The club also enables other needs to be filled on a more personal level. Bunn recalled a pregnant woman from Pakistan came to the club and learned to crochet a blanket for the baby she was expecting.
“She came back to show the blanket and baby,” Bunn said.
Some club members like the group projects, others prefer to do their own thing. “But if you have a problem,” Maehr said, “we’ll help you with your project.”
Maehr taught her friend of 40 years, Carola Hart, how to crochet.
“It’s fun to sit and do this and actually finish it,” Hart said. “You’ve made something. It’s just a good feeling, especially if you’re doing it to give something away.”
Crocheting lowers blood pressure, Maehr said. “You can tell by your stitches,” she said. “If they’re real tight, you’re nervous.
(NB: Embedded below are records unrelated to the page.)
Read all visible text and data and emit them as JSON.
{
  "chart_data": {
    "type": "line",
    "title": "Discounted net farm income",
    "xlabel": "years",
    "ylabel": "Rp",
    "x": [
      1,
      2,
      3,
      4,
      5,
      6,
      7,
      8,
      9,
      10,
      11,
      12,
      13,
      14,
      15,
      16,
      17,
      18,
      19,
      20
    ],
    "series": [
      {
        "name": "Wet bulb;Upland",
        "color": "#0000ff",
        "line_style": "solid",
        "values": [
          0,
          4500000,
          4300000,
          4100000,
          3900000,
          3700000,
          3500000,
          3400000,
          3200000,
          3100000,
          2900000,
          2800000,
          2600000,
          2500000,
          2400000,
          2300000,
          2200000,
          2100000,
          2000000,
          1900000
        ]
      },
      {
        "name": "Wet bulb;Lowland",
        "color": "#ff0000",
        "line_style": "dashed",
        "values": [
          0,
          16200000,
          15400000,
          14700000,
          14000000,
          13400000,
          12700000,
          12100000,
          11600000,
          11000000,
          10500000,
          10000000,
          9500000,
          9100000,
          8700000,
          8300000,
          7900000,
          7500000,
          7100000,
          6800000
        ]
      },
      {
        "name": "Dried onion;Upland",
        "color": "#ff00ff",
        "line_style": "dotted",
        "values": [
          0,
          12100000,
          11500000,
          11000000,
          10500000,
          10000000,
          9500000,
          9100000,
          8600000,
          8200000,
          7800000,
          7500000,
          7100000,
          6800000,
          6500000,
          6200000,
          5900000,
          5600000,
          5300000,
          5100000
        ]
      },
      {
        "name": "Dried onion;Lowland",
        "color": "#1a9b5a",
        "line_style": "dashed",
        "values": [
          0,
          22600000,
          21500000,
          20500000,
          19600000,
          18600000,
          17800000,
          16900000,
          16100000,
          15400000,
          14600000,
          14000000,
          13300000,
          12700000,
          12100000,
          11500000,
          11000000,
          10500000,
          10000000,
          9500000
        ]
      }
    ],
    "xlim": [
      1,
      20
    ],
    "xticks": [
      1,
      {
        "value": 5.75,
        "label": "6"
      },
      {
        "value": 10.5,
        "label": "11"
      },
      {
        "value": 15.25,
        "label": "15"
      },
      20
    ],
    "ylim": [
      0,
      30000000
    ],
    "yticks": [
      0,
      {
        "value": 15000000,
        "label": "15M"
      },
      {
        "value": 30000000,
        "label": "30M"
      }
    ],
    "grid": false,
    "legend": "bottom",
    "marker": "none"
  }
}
As you go along, you loosen up. It eases you.”
Maehr added with a laugh, “That’s why I crochet a lot.”
Hart agreed. “Whatever’s in your head goes away,” she said, “because you’re concentrating on what you’re making.”
Through donations, the club provides the yarn and the hooks; participants must bring their own fingers.
“For the library," Bunn said, "the club meets the goal of being a gathering place and an avenue for healthy, social interaction and community building. People discover new interests and continue to be amazed at the variety of programs offered at the library.”